The digitized copies of the microfilm reels onsite appear in the same order as on the microfilm reels themselves. Remember, unfortunately, there is NO index by name.
Alternatively, the records are arranged by district, then by type of document, then in chronological, alphabetical, or numerical order.
The list of microfilm rolls are on http://heritage.canadiana.ca/view/oocihm.lac_mikan_205142, just click on the reel you want to view, and it is there for you to research.

Reminder: Check out Canadian Week in Review every Monday for the latest in Genealogy, Heritage, and History news in Canada. It’s the ONLY news blog of its kind in country! The next post will be on 16 September, 2013

Sunday, September 8, 2013

Reminder: Canadian Week in Review posted tomorrow Sept 9th

Check out Canadian Week in Review every Monday for the latest in Genealogy, Heritage, and History news in Canada. It’s the ONLY news blog of its kind in the country! 

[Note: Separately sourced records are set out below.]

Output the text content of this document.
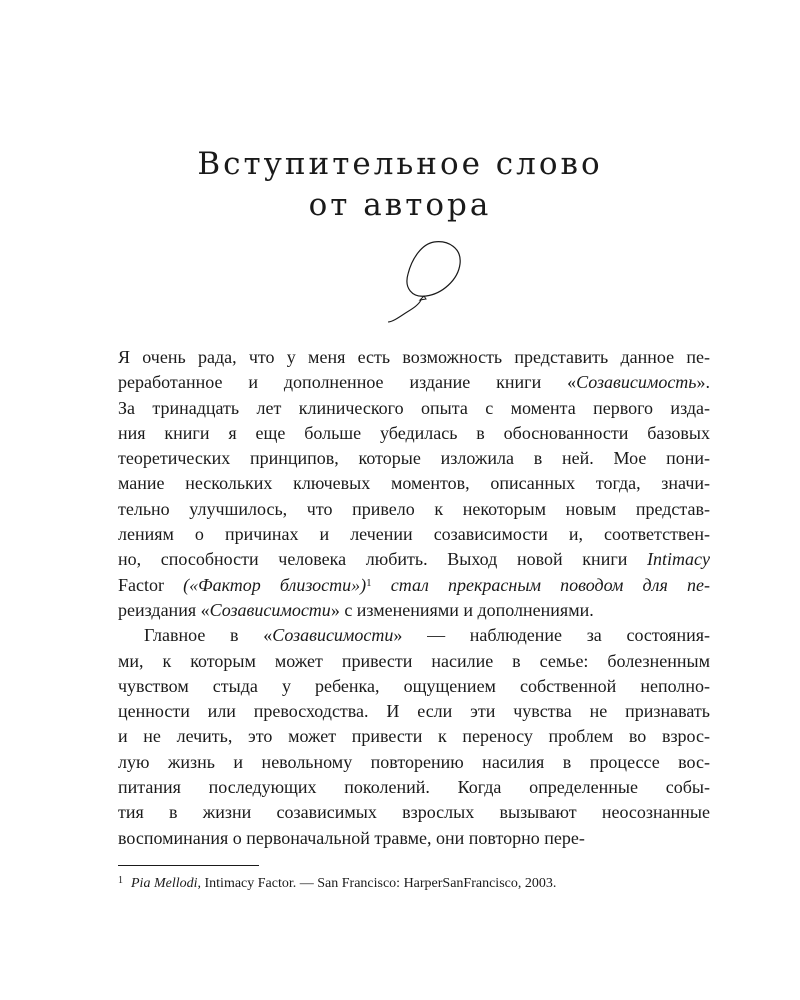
Вступительное слово
от автора
Я очень рада, что у меня есть возможность представить данное пе-
реработанное и дополненное издание книги «Созависимость».
За тринадцать лет клинического опыта с момента первого изда-
ния книги я еще больше убедилась в обоснованности базовых
теоретических принципов, которые изложила в ней. Мое пони-
мание нескольких ключевых моментов, описанных тогда, значи-
тельно улучшилось, что привело к некоторым новым представ-
лениям о причинах и лечении созависимости и, соответствен-
но, способности человека любить. Выход новой книги Intimacy
Factor («Фактор близости»)$^1$ стал прекрасным поводом для пе-
реиздания «Созависимости» с изменениями и дополнениями.
Главное в «Созависимости» — наблюдение за состояния-
ми, к которым может привести насилие в семье: болезненным
чувством стыда у ребенка, ощущением собственной неполно-
ценности или превосходства. И если эти чувства не признавать
и не лечить, это может привести к переносу проблем во взрос-
лую жизнь и невольному повторению насилия в процессе вос-
питания последующих поколений. Когда определенные собы-
тия в жизни созависимых взрослых вызывают неосознанные
воспоминания о первоначальной травме, они повторно пере-
$^1$ Pia Mellodi, Intimacy Factor. — San Francisco: HarperSanFrancisco, 2003.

Saturday, September 7, 2013

Fall Seminar in Manitoba

The Southeast and Winnipeg Branch of the Manitoba Genealogical Society will be putting on their fall seminar New Directions on Saturday October 189, 2013 at the Silver Heights United Church in Winnipeg.

The speakers will be Roblin Shimpa, and she will talk on Crossing the Border –Minnesota and North Dakota to Manitoba –and back, and Louis Kessler, who will talk about Ideas and More Ideas for Your Genealogy Society.

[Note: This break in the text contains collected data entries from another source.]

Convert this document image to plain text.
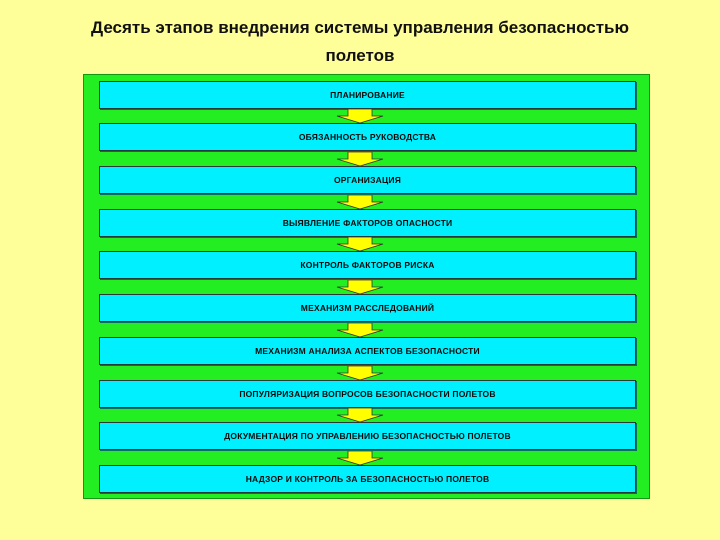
Десять этапов внедрения системы управления безопасностью
полетов
ПЛАНИРОВАНИЕ
ОБЯЗАННОСТЬ РУКОВОДСТВА
ОРГАНИЗАЦИЯ
ВЫЯВЛЕНИЕ ФАКТОРОВ ОПАСНОСТИ
КОНТРОЛЬ ФАКТОРОВ РИСКА
МЕХАНИЗМ РАССЛЕДОВАНИЙ
МЕХАНИЗМ АНАЛИЗА АСПЕКТОВ БЕЗОПАСНОСТИ
ПОПУЛЯРИЗАЦИЯ ВОПРОСОВ БЕЗОПАСНОСТИ ПОЛЕТОВ
ДОКУМЕНТАЦИЯ ПО УПРАВЛЕНИЮ БЕЗОПАСНОСТЬЮ ПОЛЕТОВ
НАДЗОР И КОНТРОЛЬ ЗА БЕЗОПАСНОСТЬЮ ПОЛЕТОВ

The registration fee is $65.00 which includes a hot turkey dinner which is included with your fee.

Friday, September 6, 2013

Closed for Maintenance

The OGS e-Store site will be closed for maintenance on Tuesday September 10th from 7 to 9 pm, so the site will not be available during that time.

The Ontario Genealogical Society website is at http://www.ogs.on.ca/index.php 

One billion global records will be available online

This notice was received yesterday, and it says that Ancestry.com and FamilySearch is going to make a billion records available online over the next five years! 

Ancestry.com and FamilySearch International (FamilySearch.org), the two largest providers of family history resources, announced today an agreement that is expected to make approximately 1 billion global historical records available online and more easily accessible to the public for the first time. With this long-term strategic agreement, the two services will work together with the archive community over the next five years to digitize, index and publish these records from the FamilySearch vault.

The access to the global collection of records marks a major investment in international content as Ancestry.com continues to invest in expanding family history interest in its current markets and worldwide. Ancestry.com expects to invest more than $60 million over the next five years in the project alongside thousands of hours of volunteer efforts facilitated by FamilySearch.

“This agreement sets a path for the future for Ancestry.com and FamilySearch to increasingly share international sets of records more collaboratively,” said Tim Sullivan, CEO of Ancestry.com. “A significant part of our vision for family history is helping provide a rich, engaging experience on a global scale. We are excited about the opportunities it will bring to help benefit the family history community and look forward to collaborating with FamilySearch to identify other opportunities to help people discover and share their family history.”

The organizations will also be looking at other ways to share content across the two organizations. Both organizations expect to add to the already digitized records shared across the two websites in addition to new record projects to be completed over the next five years.

“We are excited to work with Ancestry.com on a vision we both share,” said Dennis Brimhall, President of FamilySearch. “Expanding online access to historical records through this type of collaboration can help millions more people discover and share their family’s history.”